I think you may be a bit confused. To my understanding, southern Gajhar was part of Syria, in the Golan heights, northern Gharar was Lebanese and the IDF moved in some time ago. This is as per UN surveys conducted to determine the exact location of the border.

What that seems to really mean, is that even in the event of peace with Syria and the return of Southern Ghajar to Syria, the northern part will still be on the Lebanese side of the fence. At that time, it really shouldn’t concern Israel too much what happens, but the people in the town will still be Israeli citizens and have rights as such.

This is why I think the best thing to do, would probably be to redraw the border, at least just slightly so that Ghajar falls entirely within the Golan heights (which would fit nicely with the wishes of the locals) and the town can be returned if and when the whole region is returned to Syria.

Naturally, Lebanon should receive fair compensation for the territory it would lose as a result of redrawing the border.

David Herz said...

I stand corrected.
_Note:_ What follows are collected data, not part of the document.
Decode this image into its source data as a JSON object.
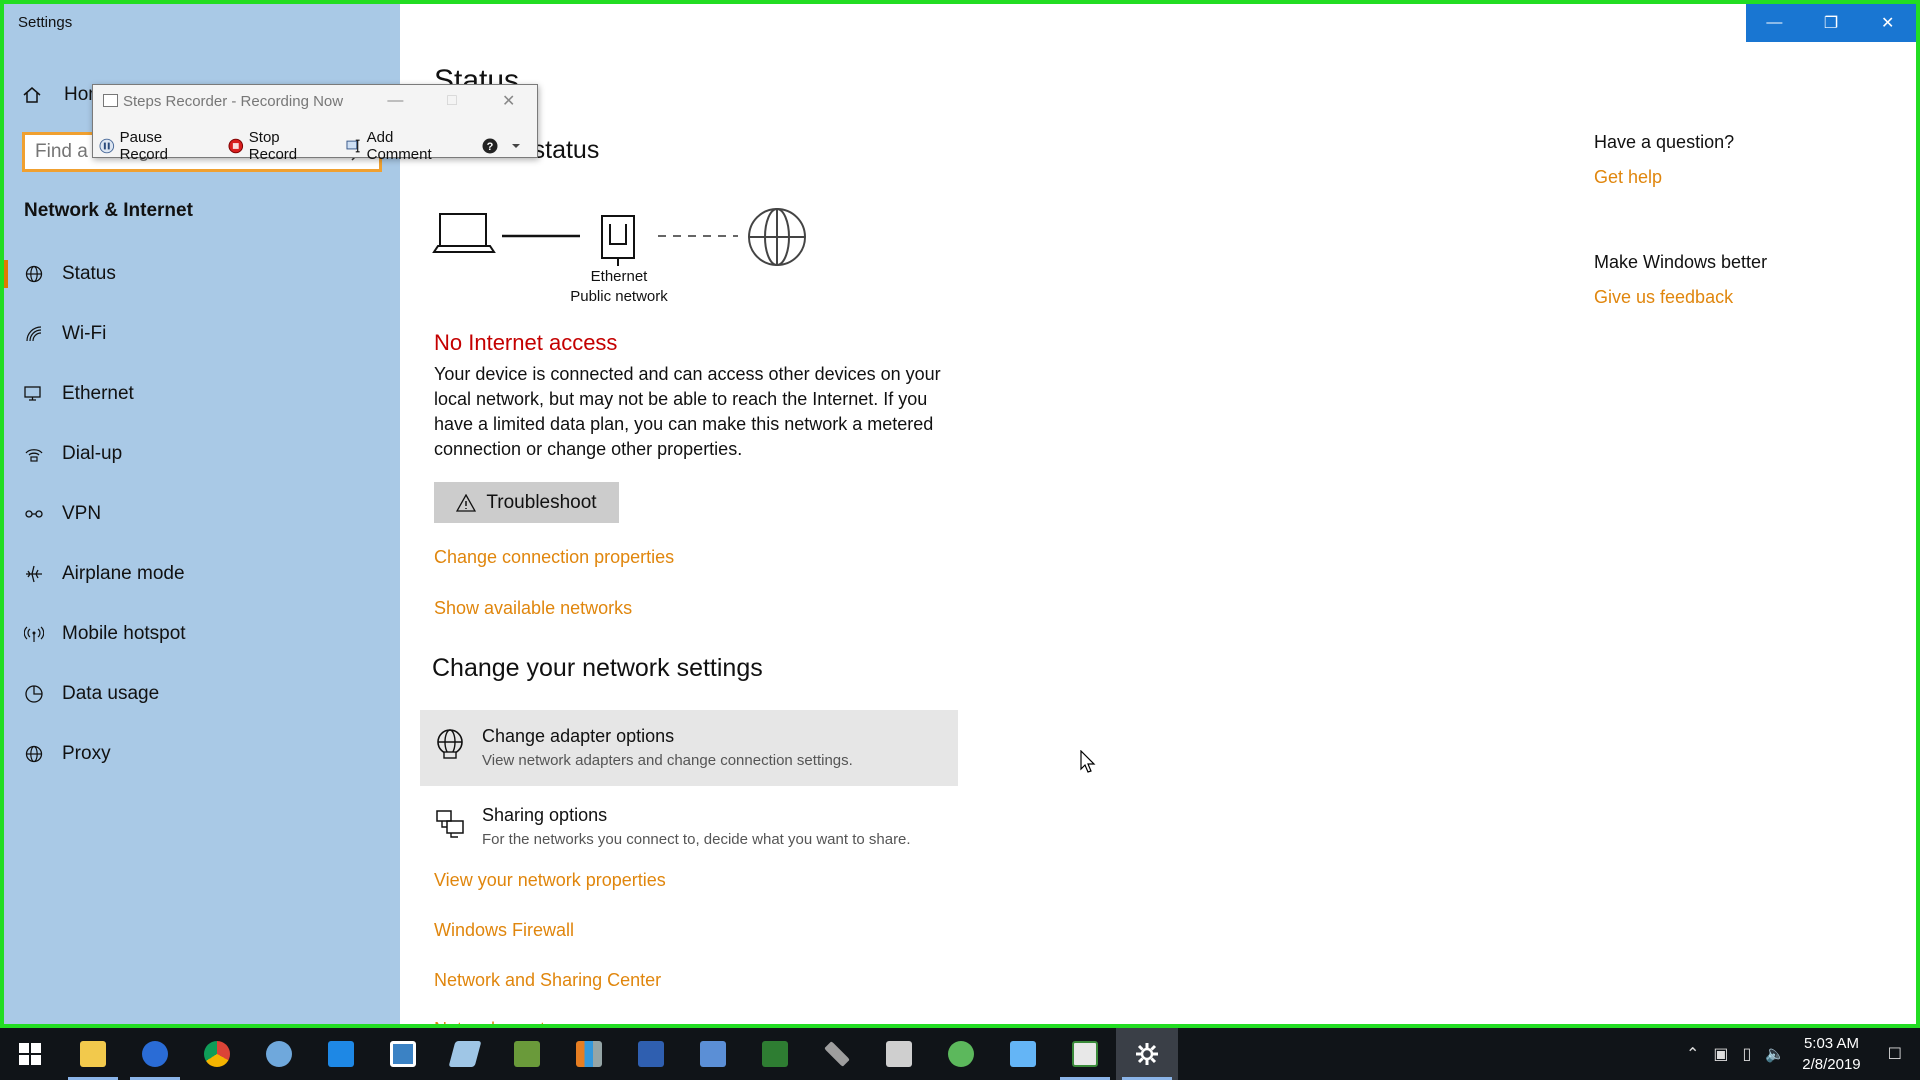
{
  "app": {
    "title": "Settings"
  },
  "sidebar": {
    "home_label": "Home",
    "search_placeholder": "Find a setting",
    "section_heading": "Network & Internet",
    "items": [
      {
        "label": "Status",
        "icon": "globe-icon"
      },
      {
        "label": "Wi-Fi",
        "icon": "wifi-icon"
      },
      {
        "label": "Ethernet",
        "icon": "ethernet-icon"
      },
      {
        "label": "Dial-up",
        "icon": "dialup-icon"
      },
      {
        "label": "VPN",
        "icon": "vpn-icon"
      },
      {
        "label": "Airplane mode",
        "icon": "airplane-icon"
      },
      {
        "label": "Mobile hotspot",
        "icon": "hotspot-icon"
      },
      {
        "label": "Data usage",
        "icon": "data-usage-icon"
      },
      {
        "label": "Proxy",
        "icon": "globe-icon"
      }
    ]
  },
  "main": {
    "page_title": "Status",
    "network_status_title": "Network status",
    "diagram": {
      "adapter": "Ethernet",
      "network_type": "Public network"
    },
    "status_heading": "No Internet access",
    "status_description": "Your device is connected and can access other devices on your local network, but may not be able to reach the Internet. If you have a limited data plan, you can make this network a metered connection or change other properties.",
    "troubleshoot_label": "Troubleshoot",
    "links": {
      "change_connection": "Change connection properties",
      "show_networks": "Show available networks"
    },
    "change_settings_title": "Change your network settings",
    "options": [
      {
        "title": "Change adapter options",
        "desc": "View network adapters and change connection settings."
      },
      {
        "title": "Sharing options",
        "desc": "For the networks you connect to, decide what you want to share."
      }
    ],
    "bottom_links": [
      "View your network properties",
      "Windows Firewall",
      "Network and Sharing Center",
      "Network reset"
    ]
  },
  "right": {
    "question": "Have a question?",
    "help_link": "Get help",
    "better": "Make Windows better",
    "feedback_link": "Give us feedback"
  },
  "steps_recorder": {
    "title": "Steps Recorder - Recording Now",
    "pause": "Pause Record",
    "stop": "Stop Record",
    "comment": "Add Comment"
  },
  "taskbar": {
    "time": "5:03 AM",
    "date": "2/8/2019"
  },
  "colors": {
    "accent": "#e0860d",
    "sidebar_bg": "#a9c9e6",
    "error": "#c40000",
    "titlebar_controls": "#1976d2"
  }
}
Thank you for clarifying the exact status of southern and northern Gajar prior to the establishment of Israeli jurisdiction.

Still, the main point I sought to make about ceding northern Gajar to Lebanon, i.e. the abandonment of a friendly population to Hizbullah, stands.

The solution you propose, redrawing the border to include northern Gajar in the Golan Heights while compensating Lebanon for the territory it may lose in such an arrangement, would be very reasonable in an ideal world.

However, given the current political climate, I am unsure if the Lebanese government would be open to such an arrangement.

Charlie H. Ettinson said...


I agree with you. I think it raises important questions not only about how a friendly population is treated, but how Israeli citizens are treated.

It could be a test case for how Israeli citizens are treated in areas that are relinquished. In Gaza, for example, all Israeli citizens were removed. It would seem that some guarantee for the security of Ghajar citizens should be implemented as well.